5. Any Development Is Perceived as Equivalent to Gentrification
New development often seems like the physical manifestation of gentrification. As Zoning for Quality and Affordability and Mandatory Inclusionary Housing promote development, many community members perceive them to be a Trojan horse, initially appearing as a gift, but ultimately letting in more gentrification. Accordingly, community boards may seek to curtail development or to restrict development to primarily affordable housing. Some community board resolutions, while supporting the general idea of making Inclusionary Housing mandatory, argued that the administration’s proposal was not stringent enough to combat gentrification. Manhattan Community Board 3 opposes Mandatory Inclusionary Housing unless, among other changes, 50% of all units and square footage were permanently affordable at 40 AMI. The de Blasio administration and others would argue that such a requirement is so stringent that no new housing could be built in Mandatory Inclusionary Housing areas, and that a lack of development would not mean a lack of gentrification, as prices can rise for existing housing stock absent new construction.

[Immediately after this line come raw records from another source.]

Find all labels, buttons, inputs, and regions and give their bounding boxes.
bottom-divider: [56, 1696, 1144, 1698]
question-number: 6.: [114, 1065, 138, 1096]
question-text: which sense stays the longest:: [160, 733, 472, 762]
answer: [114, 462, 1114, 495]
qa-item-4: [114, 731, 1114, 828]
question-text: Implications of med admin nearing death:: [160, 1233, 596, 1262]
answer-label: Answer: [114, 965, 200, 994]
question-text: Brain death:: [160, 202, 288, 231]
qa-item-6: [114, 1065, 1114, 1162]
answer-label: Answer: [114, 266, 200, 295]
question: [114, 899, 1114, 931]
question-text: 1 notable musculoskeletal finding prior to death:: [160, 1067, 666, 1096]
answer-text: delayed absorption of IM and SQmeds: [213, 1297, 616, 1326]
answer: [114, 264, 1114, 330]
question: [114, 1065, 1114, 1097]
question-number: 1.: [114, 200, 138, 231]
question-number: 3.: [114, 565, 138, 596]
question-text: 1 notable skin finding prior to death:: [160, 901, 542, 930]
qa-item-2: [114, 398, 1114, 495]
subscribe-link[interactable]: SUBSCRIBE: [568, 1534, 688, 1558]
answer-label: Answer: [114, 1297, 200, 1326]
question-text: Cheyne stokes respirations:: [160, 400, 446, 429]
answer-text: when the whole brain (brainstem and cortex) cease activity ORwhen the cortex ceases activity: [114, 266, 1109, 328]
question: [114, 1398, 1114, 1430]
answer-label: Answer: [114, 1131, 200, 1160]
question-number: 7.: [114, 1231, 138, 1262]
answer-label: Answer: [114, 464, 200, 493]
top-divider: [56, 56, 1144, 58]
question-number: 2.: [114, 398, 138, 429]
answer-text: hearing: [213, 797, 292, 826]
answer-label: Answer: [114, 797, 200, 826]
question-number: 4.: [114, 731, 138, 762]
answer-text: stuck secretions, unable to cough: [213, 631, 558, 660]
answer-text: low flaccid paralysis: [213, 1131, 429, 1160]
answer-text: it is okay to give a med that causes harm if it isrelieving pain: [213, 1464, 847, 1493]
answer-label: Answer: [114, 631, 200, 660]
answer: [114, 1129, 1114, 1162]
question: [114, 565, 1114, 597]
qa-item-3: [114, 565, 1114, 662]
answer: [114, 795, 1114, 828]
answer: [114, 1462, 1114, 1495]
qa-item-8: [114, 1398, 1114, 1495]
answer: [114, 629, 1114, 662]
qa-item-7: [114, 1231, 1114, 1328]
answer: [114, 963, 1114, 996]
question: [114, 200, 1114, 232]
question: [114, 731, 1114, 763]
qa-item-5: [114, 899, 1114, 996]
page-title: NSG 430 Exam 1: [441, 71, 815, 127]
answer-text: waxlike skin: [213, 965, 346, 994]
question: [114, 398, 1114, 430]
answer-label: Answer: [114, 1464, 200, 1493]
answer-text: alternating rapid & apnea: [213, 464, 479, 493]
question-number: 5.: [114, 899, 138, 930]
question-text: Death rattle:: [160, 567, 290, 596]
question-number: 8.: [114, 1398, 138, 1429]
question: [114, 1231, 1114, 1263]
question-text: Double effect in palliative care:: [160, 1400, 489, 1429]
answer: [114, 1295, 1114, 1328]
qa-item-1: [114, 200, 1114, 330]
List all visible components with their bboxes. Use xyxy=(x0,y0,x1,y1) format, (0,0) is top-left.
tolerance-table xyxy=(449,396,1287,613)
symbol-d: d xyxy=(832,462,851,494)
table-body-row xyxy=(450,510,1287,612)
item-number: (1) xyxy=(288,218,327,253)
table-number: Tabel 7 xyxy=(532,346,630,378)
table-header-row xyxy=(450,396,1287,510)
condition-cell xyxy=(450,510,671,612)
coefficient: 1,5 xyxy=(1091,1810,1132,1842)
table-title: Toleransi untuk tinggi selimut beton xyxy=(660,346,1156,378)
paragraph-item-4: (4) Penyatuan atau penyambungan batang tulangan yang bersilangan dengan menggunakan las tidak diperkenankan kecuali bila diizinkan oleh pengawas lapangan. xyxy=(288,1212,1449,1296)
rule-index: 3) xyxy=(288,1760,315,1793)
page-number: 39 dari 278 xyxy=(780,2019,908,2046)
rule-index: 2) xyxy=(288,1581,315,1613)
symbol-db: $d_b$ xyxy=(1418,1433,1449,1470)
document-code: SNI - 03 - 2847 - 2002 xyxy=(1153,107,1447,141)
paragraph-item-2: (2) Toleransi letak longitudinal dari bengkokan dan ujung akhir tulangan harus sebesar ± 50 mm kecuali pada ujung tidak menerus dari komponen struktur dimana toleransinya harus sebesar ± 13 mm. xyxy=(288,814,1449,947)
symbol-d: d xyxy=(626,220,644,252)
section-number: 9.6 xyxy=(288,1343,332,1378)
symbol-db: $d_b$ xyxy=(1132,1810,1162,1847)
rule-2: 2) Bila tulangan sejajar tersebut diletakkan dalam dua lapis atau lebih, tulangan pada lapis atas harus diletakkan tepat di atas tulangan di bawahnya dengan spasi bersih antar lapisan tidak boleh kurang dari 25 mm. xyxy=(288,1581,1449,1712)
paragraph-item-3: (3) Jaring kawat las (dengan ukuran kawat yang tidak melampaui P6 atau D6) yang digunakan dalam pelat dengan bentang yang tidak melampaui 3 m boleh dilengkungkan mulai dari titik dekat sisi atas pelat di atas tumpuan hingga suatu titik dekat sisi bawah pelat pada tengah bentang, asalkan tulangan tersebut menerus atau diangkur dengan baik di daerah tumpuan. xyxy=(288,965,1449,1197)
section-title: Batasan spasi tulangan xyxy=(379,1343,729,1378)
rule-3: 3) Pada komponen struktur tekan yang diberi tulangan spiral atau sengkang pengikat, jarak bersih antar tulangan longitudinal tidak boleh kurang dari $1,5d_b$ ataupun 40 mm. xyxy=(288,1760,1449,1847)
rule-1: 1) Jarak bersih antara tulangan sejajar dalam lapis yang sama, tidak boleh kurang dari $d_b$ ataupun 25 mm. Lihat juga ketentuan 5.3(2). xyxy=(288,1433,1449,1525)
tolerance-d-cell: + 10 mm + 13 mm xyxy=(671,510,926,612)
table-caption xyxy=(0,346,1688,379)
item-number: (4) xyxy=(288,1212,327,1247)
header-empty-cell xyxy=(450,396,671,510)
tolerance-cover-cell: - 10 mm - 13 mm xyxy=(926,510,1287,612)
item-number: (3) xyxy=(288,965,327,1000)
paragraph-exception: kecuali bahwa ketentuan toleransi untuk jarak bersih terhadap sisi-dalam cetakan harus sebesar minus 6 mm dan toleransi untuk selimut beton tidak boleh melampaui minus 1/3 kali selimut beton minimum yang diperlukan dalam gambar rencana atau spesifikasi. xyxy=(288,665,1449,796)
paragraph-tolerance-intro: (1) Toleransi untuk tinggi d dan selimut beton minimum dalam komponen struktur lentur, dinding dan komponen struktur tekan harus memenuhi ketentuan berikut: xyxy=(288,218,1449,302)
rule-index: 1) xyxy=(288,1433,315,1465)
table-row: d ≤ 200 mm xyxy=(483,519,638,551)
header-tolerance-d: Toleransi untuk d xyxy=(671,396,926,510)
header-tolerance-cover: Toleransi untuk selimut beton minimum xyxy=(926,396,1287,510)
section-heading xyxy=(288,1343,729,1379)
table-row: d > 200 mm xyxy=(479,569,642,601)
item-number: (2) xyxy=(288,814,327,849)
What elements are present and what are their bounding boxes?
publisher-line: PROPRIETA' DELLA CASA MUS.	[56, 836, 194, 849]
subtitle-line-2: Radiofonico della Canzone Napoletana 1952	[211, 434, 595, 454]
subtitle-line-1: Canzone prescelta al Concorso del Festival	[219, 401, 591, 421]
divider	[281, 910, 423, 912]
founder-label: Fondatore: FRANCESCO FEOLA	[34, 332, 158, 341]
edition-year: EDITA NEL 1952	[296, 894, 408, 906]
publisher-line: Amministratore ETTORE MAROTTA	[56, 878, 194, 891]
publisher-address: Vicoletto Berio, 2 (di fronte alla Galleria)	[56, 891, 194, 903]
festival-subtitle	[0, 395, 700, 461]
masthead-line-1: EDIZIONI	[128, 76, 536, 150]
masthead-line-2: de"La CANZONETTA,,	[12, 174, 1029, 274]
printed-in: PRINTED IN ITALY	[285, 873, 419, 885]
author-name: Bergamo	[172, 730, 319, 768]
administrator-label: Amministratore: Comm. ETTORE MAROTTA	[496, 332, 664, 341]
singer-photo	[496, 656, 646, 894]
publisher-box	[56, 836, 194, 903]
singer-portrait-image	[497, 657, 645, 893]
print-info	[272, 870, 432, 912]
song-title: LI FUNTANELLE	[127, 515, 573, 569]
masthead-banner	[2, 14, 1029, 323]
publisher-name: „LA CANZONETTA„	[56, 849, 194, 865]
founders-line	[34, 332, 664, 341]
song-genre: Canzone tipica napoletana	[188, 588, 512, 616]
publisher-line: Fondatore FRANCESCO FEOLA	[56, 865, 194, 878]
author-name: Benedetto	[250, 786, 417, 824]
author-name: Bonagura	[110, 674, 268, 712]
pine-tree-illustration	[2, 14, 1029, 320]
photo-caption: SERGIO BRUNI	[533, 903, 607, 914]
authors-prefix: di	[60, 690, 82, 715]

6. Conclusion: How Much Can Zoning Do?
Among many who oppose Zoning for Quality and Affordability and Mandatory Inclusionary Housing, there was both a strong desire to temper rising housing costs and a deep skepticism that City government will succeed in the face of relentless gentrification. Perhaps this skepticism has some basis, at least as to how much zoning can accomplish. Zoning can advance the health, safety and general welfare through land use regulation which, in some instances, can regulate income levels of residents of certain housing units. While zoning is a powerful tool to shape cities, it is limited in its ability to control market forces or guarantee outcomes.
The de Blasio Administration is hopeful that Mandatory Inclusionary Housing and Zoning for Quality and Affordability would harness the private market to produce more affordable housing, allowing the supply of market-rate and affordable housing to grow together while creating diverse, mixed-income neighborhoods. The proposed zoning changes are, in fact, only a small part of a larger housing plan which involves substantial city investment in affordable housing through a variety of programs. Zoning for Quality and Affordability and Mandatory Inclusionary Housing could play a helpful role in the plan, but will neither solve the city’s housing crisis nor unleash hyper-gentrification. Nonetheless, as the current public review process indicates, the proposals have become a lighting-rod for many of the issues surrounding New York City’s housing dilemma.